Gastrointestinale Blutungen (GIB), insbesondere im oberen Gastrointestinaltrakt, sind eine häufige und potenziell gefährliche Nebenwirkung oraler Antikoagulanzien (OAK). In den großen Phase-III-Studien zur Zulassung der direkten oralen Antikoagulanzien (DOAK) bei Vorhofflimmern waren starke GIB unter Rivaroxaban (Xarelto®), Dabigatran (Pradaxa®, 150 mg) und Edoxaban (Lixiana®) häufiger als unter dem Vitamin-K-Antagonisten (VKA) Warfarin und unter Apixaban (Eliquis®) etwa gleich häufig (1). Auch in einer retrospektiven Untersuchung von Versicherungsdaten aus Deutschland traten GIB unter Rivaroxaban und Dabigatran häufiger auf als unter Behandlung mit dem VKA Phenprocoumon (vgl. 2). Obwohl die Datenlage unzureichend ist, werden zur Prävention von GIB unter OAK bei einigen Patienten Protonenpumpenhemmer (PPI) eingesetzt, die über die Hemmung der Säuresekretion des Magens das Blutungsrisiko senken sollen. PPI sind in dieser Indikation nicht zugelassen. Ihre Langzeiteinnahme kann zu zahlreichen Nebenwirkungen führen (vgl. 3). In der großen COMPASS-Studie, die Rivaroxaban zur Prävention kardiovaskulärer Ereignisse bei koronarer Herzkrankheit oder peripherer arterieller Verschlusskrankheit prüft, wird auch zusätzliches Pantoprazol zur Prophylaxe von GIB randomisiert mit Plazebo verglichen (vgl. 4). Dieser Teil der Studie ist aber noch nicht abgeschlossen (5). Nun wurden Ergebnisse einer retrospektiven Kohortenstudie veröffentlicht, in der der Zusammenhang von OAK-Auswahl und einer PPI-Komedikation mit dem Risiko für obere GIB untersucht wurde (6). Die Studie wurde von staatlichen US-amerikanischen Institutionen finanziert.
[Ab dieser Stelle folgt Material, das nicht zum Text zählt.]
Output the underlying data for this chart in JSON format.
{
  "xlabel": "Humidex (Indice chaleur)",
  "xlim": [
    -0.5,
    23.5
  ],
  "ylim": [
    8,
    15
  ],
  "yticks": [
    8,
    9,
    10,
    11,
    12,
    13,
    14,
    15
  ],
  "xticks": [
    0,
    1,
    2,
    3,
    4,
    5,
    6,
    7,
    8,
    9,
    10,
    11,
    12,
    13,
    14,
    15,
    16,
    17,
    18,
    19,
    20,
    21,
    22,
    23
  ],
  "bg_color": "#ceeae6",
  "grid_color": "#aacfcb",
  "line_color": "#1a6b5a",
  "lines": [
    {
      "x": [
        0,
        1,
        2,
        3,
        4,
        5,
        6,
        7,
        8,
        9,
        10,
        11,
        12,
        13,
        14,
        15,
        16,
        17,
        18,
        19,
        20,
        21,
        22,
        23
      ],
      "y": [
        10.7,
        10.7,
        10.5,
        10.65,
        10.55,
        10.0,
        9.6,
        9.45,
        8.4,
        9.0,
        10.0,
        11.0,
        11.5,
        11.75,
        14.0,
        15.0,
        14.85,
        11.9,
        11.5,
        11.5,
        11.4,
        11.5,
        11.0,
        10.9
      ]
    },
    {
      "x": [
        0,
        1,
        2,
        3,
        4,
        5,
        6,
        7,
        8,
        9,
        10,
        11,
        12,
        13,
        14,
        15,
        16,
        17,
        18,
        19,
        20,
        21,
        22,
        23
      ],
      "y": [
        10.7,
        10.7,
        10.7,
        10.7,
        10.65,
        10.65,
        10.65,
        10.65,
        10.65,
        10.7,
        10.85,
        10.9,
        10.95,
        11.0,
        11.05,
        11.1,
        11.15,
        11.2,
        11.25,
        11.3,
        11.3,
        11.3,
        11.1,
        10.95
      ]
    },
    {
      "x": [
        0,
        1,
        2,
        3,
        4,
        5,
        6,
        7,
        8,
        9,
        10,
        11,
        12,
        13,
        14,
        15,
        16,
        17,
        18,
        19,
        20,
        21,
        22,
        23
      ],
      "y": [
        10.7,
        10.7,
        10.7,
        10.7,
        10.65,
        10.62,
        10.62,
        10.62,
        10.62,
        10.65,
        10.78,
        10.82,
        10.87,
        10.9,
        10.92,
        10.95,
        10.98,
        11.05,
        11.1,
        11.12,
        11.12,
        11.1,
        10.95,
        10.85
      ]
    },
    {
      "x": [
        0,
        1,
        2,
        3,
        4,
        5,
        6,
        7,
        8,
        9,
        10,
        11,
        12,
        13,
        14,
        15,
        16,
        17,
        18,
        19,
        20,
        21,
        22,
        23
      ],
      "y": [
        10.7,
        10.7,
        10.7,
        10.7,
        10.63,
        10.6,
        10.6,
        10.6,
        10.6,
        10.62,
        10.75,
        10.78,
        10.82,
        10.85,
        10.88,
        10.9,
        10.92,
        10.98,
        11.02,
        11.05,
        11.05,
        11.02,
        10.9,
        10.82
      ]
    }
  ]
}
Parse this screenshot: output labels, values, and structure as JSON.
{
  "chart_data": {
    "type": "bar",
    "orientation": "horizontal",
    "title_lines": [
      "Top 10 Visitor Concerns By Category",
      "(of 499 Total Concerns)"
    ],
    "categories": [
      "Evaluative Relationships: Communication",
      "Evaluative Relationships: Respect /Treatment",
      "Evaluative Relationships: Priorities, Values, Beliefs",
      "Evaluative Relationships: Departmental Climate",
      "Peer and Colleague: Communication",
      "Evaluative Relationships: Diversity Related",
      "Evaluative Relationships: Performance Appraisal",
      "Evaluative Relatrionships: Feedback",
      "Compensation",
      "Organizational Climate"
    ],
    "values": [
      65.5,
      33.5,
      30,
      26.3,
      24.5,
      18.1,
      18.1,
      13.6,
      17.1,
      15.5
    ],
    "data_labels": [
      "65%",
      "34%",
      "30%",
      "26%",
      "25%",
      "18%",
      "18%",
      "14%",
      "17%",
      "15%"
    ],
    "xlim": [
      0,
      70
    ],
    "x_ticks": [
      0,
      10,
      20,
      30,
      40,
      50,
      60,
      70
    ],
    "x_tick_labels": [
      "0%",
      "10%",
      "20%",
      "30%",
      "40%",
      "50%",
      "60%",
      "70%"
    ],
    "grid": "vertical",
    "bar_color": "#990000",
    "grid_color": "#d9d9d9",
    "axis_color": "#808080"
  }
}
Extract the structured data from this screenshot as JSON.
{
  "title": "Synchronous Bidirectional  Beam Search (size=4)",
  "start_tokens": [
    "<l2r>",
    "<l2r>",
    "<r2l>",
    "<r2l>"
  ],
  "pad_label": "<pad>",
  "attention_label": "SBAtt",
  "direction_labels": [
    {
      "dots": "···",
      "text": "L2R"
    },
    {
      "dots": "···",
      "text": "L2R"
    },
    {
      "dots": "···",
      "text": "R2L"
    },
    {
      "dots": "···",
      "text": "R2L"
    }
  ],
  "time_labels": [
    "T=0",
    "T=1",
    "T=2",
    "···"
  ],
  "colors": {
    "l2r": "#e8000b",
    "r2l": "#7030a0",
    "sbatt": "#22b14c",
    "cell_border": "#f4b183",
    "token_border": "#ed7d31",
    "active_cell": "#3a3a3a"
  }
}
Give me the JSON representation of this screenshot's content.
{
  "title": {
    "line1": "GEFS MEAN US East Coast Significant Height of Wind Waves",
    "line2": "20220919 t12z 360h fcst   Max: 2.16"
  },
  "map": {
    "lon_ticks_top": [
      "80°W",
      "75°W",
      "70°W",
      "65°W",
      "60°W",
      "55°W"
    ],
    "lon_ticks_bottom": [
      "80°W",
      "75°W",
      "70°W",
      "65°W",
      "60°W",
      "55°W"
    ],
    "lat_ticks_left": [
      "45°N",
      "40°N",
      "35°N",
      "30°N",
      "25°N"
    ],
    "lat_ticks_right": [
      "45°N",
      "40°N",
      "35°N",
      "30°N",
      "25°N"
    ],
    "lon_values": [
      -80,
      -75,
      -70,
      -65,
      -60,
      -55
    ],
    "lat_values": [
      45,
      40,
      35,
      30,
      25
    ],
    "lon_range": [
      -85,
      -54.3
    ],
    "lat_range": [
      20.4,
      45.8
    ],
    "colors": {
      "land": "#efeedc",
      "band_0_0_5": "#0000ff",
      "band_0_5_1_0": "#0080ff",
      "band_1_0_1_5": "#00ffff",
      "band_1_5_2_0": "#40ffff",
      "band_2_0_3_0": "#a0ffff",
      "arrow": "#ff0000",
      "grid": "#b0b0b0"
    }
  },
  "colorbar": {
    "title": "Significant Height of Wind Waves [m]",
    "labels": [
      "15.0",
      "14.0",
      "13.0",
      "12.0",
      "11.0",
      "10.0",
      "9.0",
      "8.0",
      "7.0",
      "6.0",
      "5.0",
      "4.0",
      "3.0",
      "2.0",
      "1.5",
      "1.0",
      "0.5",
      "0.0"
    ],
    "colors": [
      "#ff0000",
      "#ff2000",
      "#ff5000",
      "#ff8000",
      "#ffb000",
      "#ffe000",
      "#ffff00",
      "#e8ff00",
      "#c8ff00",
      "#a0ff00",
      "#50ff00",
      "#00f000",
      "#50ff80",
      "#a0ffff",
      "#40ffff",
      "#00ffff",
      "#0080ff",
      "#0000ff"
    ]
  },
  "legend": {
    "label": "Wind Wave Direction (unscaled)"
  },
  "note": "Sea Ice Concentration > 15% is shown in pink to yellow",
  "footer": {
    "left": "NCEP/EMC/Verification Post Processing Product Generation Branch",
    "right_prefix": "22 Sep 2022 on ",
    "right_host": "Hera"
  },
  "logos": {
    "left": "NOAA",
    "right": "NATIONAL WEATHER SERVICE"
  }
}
Analysiert wurden Daten von 1,64 Mio. Versicherten von Medicare, der staatlichen Krankenversicherung für Rentner in den USA, denen in den Jahren 2011 bis 2015 neu OAK (Apixaban, Dabigatran, Rivaroxaban, Warfarin) verordnet wurden. Unter den Versicherten waren 56% Frauen, das durchschnittliche Alter lag bei 76,4 Jahren, und die Indikation für die Verordnung von OAK war bei ca. 75% Vorhofflimmern. Primärer Endpunkt der Studie war eine Hospitalisierung wegen oberer GIB unter OAK (berechnet pro 10.000 Personenjahre).
Bei Patienten mit einer OAK ohne PPI betrug die Inzidenz einer Hospitalisierung wegen einer oberen GIB 115/10.000 Personenjahre. Unter Rivaroxaban war die Inzidenz am höchsten (144/10.000 Personenjahre), gefolgt von Dabigatran (120/10.000 Personenjahre), Warfarin (113/10.000 Personenjahre) und Apixaban (73/10.000 Personenjahre). Unter einer Komedikation, die bei ungefähr 25% der Patienten erfolgte, kam es bei allen OAK seltener zu einer Hospitalisierung wegen einer oberen GIB (76/10.000 Personenjahre). Die Inzidenz betrug für Rivaroxaban 108/10.000 Personenjahre, für Warfarin 74/10.000 Personenjahre, für Dabigatran 59/10.000 Personenjahre und für Apixaban 49/10.000 Personenjahre. Die Verminderung des Risikos für Hospitalisierungen aufgrund oberer GIB unter OAK durch PPI war deutlich abhängig von individuellen Risikofaktoren der Patienten, darunter Alter, GIB in der Anamnese und Anwendung von weiteren Arzneimitteln mit einem erhöhten Risiko für Blutungen. Lagen bei den Patienten keine oder nur wenige Risikofaktoren vor, kam es unter PPI nicht zu weniger Hospitalisierungen.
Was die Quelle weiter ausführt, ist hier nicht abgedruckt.